Draenert Florian G, Gebhart Florian, Mitov Gergo, Neff Andreas
D Implant Institute, Munich, Germany; Extraordinary Professor for Oral & Maxillofacial Surgery, University of Marburg, Germany.
Private practice for orthodontics, Munich, Germany.
Oral Surg Oral Med Oral Pathol Oral Radiol. 2017 Jun;123(6):651-660. doi: 10.1016/j.oooo.2016.12.011. Epub 2017 Jan 4.
Alveolar ridge and vertical augmentations are challenging procedures in dental implantology. Even material blocks with an interconnecting porous system are never completely resorbed. Shell techniques combined with autologous bone chips are therefore the gold standard. Using biopolymers for these techniques is well documented. We applied three-dimensional (3-D) techniques to create an individualized bending model for the adjustment of a plane biopolymer membrane made of polylactide.
Two cases with a vertical alveolar ridge defect in the maxilla were chosen. The cone beam computed tomography data were processed with a 3-D slicer and the Autodesk Meshmixer to generate data about the desired augmentation result. STL data were used to print a bending model. A 0.2-mm poly-D, L-lactic acid membrane (KLS Matin Inc., Tuttlingen, Germany) was bended accordingly and placed into the defect via a tunnel approach in both cases. A mesh graft of autologous bone chips and hydroxylapatite material was augmented beneath the shell, which was fixed with osteosynthesis screws.

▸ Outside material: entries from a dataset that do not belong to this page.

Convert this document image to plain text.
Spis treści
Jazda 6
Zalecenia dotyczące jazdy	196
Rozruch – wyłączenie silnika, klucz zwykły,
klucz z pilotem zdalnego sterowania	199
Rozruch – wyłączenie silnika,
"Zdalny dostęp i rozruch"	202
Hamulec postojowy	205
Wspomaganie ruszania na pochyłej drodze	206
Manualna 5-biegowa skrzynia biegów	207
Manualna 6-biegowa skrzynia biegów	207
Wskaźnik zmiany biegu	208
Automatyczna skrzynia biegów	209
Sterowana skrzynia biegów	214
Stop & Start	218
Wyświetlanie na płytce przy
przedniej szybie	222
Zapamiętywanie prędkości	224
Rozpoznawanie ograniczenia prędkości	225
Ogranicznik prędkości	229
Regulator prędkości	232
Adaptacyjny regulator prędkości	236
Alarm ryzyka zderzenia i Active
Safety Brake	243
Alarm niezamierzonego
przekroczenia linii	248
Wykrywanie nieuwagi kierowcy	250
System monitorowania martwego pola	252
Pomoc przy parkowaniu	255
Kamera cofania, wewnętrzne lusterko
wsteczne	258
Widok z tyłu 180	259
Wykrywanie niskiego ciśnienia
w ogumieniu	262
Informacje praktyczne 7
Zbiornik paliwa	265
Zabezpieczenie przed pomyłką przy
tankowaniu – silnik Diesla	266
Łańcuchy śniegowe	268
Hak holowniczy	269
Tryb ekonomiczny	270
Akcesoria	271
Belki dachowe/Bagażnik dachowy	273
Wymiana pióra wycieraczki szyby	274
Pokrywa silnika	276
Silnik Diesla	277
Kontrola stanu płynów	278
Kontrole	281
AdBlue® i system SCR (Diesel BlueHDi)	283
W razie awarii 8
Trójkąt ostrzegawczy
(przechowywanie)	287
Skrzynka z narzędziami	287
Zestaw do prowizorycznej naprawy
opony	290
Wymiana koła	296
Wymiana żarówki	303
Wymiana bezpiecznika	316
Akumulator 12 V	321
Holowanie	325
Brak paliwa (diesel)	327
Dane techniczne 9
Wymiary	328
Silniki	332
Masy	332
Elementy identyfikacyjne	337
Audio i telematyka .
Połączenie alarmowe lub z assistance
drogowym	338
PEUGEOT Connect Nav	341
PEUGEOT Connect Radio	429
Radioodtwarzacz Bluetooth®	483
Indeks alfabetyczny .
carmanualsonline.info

The operative procedure was fast and without peri- or postoperative complications or complaints. The panoramic x-ray showed correct fitting of the material in the location. Bone quality at the time of implant placement was type II, resulting in good primary stability.
A custom-made 3-D model for bending confectioned biomaterial pieces is an appropriate method for individualized adjustment in shell techniques. The advantages over direct printing of the biomaterial shell and products on the market, such as the Xyoss shell (Reoss Inc., Germany), include cost-efficiency and avoidance of regulatory issues.
牙槽嵴增高术和垂直骨增量术在牙种植学中是具有挑战性的手术。即使是具有相互连通的多孔系统的材料块也不会完全被吸收。因此,结合自体骨屑的覆盖技术是金标准。使用生物聚合物进行这些技术已有充分记录。我们应用三维(3-D)技术创建个性化弯曲模型,以调整由聚丙交酯制成的平面生物聚合物膜。
选择两例上颌垂直牙槽嵴缺损的病例。使用3-D切片软件和Autodesk Meshmixer处理锥形束计算机断层扫描数据,以生成有关预期骨增量结果的数据。使用STL数据打印弯曲模型。在两例病例中,均相应地弯曲一片0.2毫米厚的聚-D,L-乳酸膜(德国图特林根的KLS Matin公司),并通过隧道法将其放入缺损处。在覆盖物下方植入自体骨屑和羟基磷灰石材料的网状移植物,并用接骨螺钉固定。
手术过程迅速,无术中或术后并发症或不适。全景X线片显示材料在植入部位贴合良好。种植体植入时的骨质为II型,具有良好的初期稳定性。
为定制生物材料片弯曲制作的定制3-D模型是覆盖技术中进行个性化调整的合适方法。与直接打印生物材料覆盖物以及市场上的产品(如德国Reoss公司的Xyoss覆盖物)相比,其优势包括成本效益和避免监管问题。